Southerners love good country sausage make that bulk sausage and many supermarkets carry a variety of superior local brands with varying degrees of heat (pepper) as well as several choices of seasoning. “Extra sage-y” is my own favorite and the one I use here. What’s good about this casserole is that it can be partially and safely made ahead, refrigerated overnight, and finished the next morning in time for a lazy Sunday breakfast. Some breakfast casseroles contain eggs as well as sausage and rice or grits. Others substitute a pound of crumbled, crisply fried bacon or sausage. This simpler recipe is the one I serve houseguests and so far, no complaints. Note: Because sausage is so highly seasoned, this recipe isn’t likely to need salt or pepper. But taste just before serving and adjust seasoning as needed.
- Yield: 6 Servings
- 1 pound extra sage-y bulk sausage meat
- 1 large yellow onion, coarsely chopped
- 1 large celery rib, coarsely chopped
- 1⁄2 teaspoon dried leaf thyme, crumbled
- 1 cup uncooked converted rice
- 2 cups chicken or beef broth
- Preheat oven to 350°F (but only if making the casserole the morning you’ll serve it). Spritz 2½-quart casserole with nonstick cooking spray and set aside.

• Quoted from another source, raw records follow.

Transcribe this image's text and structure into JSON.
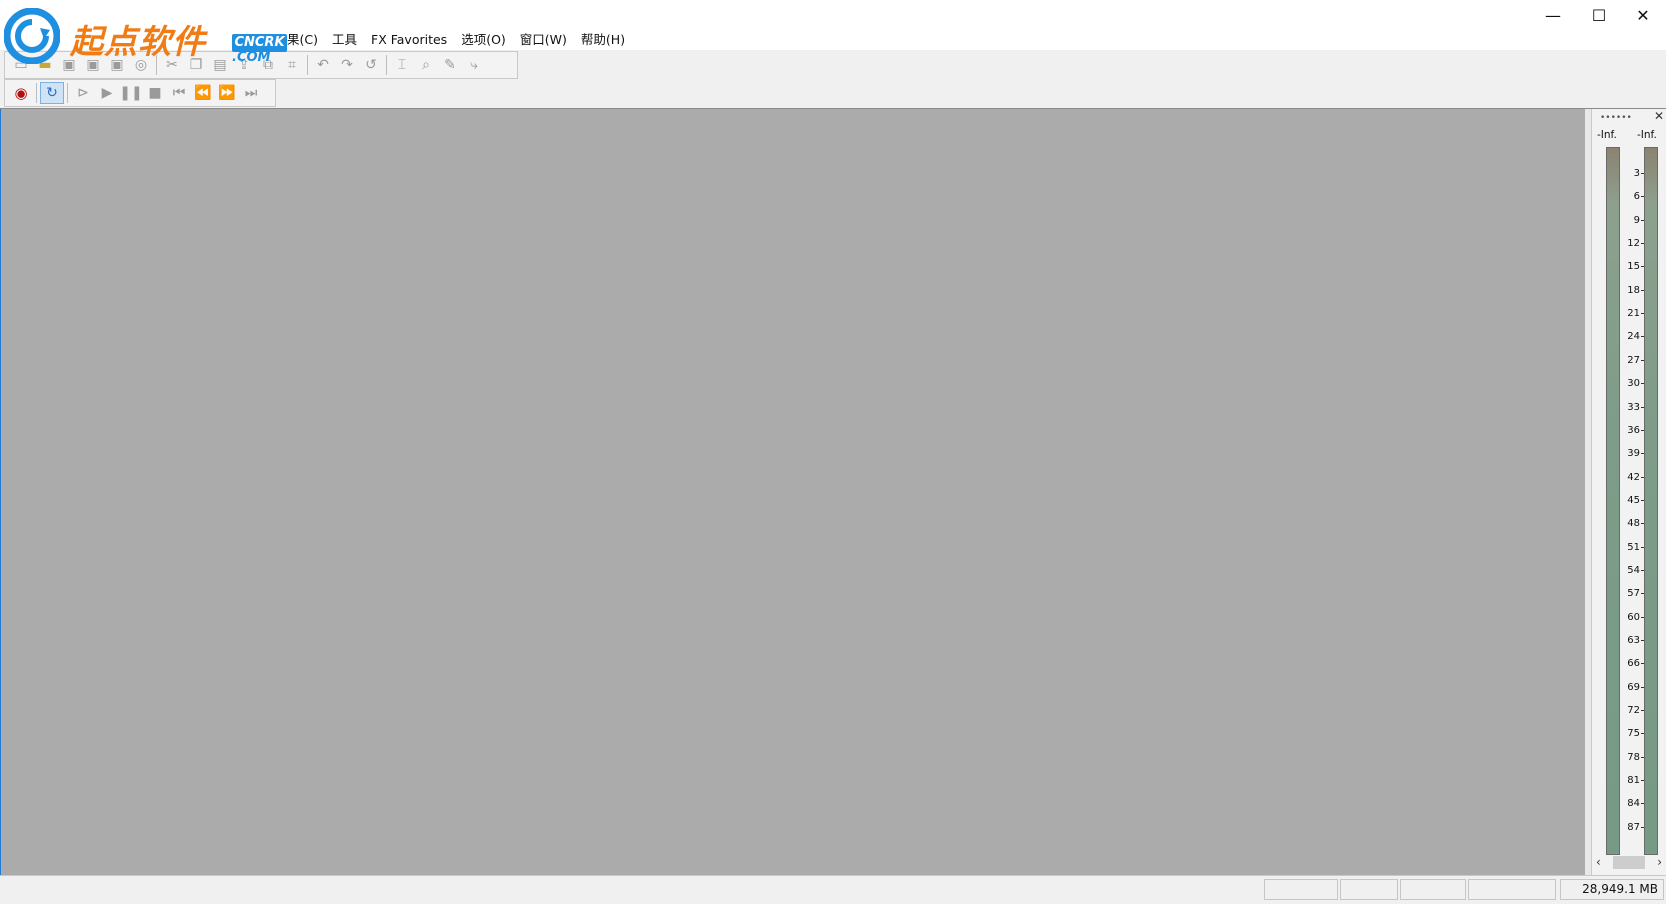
{
  "window": {
    "controls": {
      "minimize": "—",
      "maximize": "☐",
      "close": "✕"
    }
  },
  "logo": {
    "text": "起点软件",
    "badge": "CNCRK",
    "domain": ".COM",
    "brand_color": "#f07c16",
    "accent_color": "#1f8fe0"
  },
  "menu": {
    "items": [
      {
        "label": "果(C)"
      },
      {
        "label": "工具"
      },
      {
        "label": "FX Favorites"
      },
      {
        "label": "选项(O)"
      },
      {
        "label": "窗口(W)"
      },
      {
        "label": "帮助(H)"
      }
    ]
  },
  "toolbar_edit": {
    "icons": [
      "new-file-icon",
      "open-file-icon",
      "save-icon",
      "save-as-icon",
      "save-all-icon",
      "record-cd-icon",
      "cut-icon",
      "copy-icon",
      "paste-icon",
      "paste-new-icon",
      "mix-paste-icon",
      "trim-icon",
      "undo-icon",
      "redo-icon",
      "repeat-icon",
      "mark-icon",
      "zoom-icon",
      "pencil-icon",
      "envelope-icon"
    ]
  },
  "toolbar_transport": {
    "icons": [
      "record-icon",
      "loop-icon",
      "play-from-cursor-icon",
      "play-icon",
      "pause-icon",
      "stop-icon",
      "go-to-start-icon",
      "rewind-icon",
      "fast-forward-icon",
      "go-to-end-icon"
    ]
  },
  "meter": {
    "left_label": "-Inf.",
    "right_label": "-Inf.",
    "scale": [
      "3",
      "6",
      "9",
      "12",
      "15",
      "18",
      "21",
      "24",
      "27",
      "30",
      "33",
      "36",
      "39",
      "42",
      "45",
      "48",
      "51",
      "54",
      "57",
      "60",
      "63",
      "66",
      "69",
      "72",
      "75",
      "78",
      "81",
      "84",
      "87"
    ],
    "grip": "••••••",
    "close": "✕",
    "scroll_left": "‹",
    "scroll_right": "›"
  },
  "status": {
    "free_space": "28,949.1 MB"
  },
  "colors": {
    "workspace": "#ababab",
    "window_border": "#1e7bd6"
  }
}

- Crumble sausage into large heavy skillet, set over moderately high heat, and cook, breaking up large clumps, 5 to 7 minutes until no longer pink and most of drippings have cooked out. With slotted spoon, transfer sausage to casserole.
- Drain drippings from skillet, then spoon 3 tablespoons back in. If insufficient, round out measure with bacon drippings or unsalted butter. Add onion, celery, and thyme and sauté, stirring now and then, about 5 minutes until limp and lightly browned. Add to sausage in casserole and toss well. Note: Casserole can be covered and refrigerated overnight at this point.
- Mix rice into casserole, add broth, and stir well. Cover, slide onto middle oven shelf, and bake about 1½ hours until rice is fluffy and tender. Taste for salt and pepper and adjust.
- Stir rice and sausage lightly, then serve. Accompany, if you like, with fried or scrambled eggs, and biscuits fresh from the oven. That’s the Southern way. So is it any wonder that many Southerners consider Sunday breakfast the best meal of all?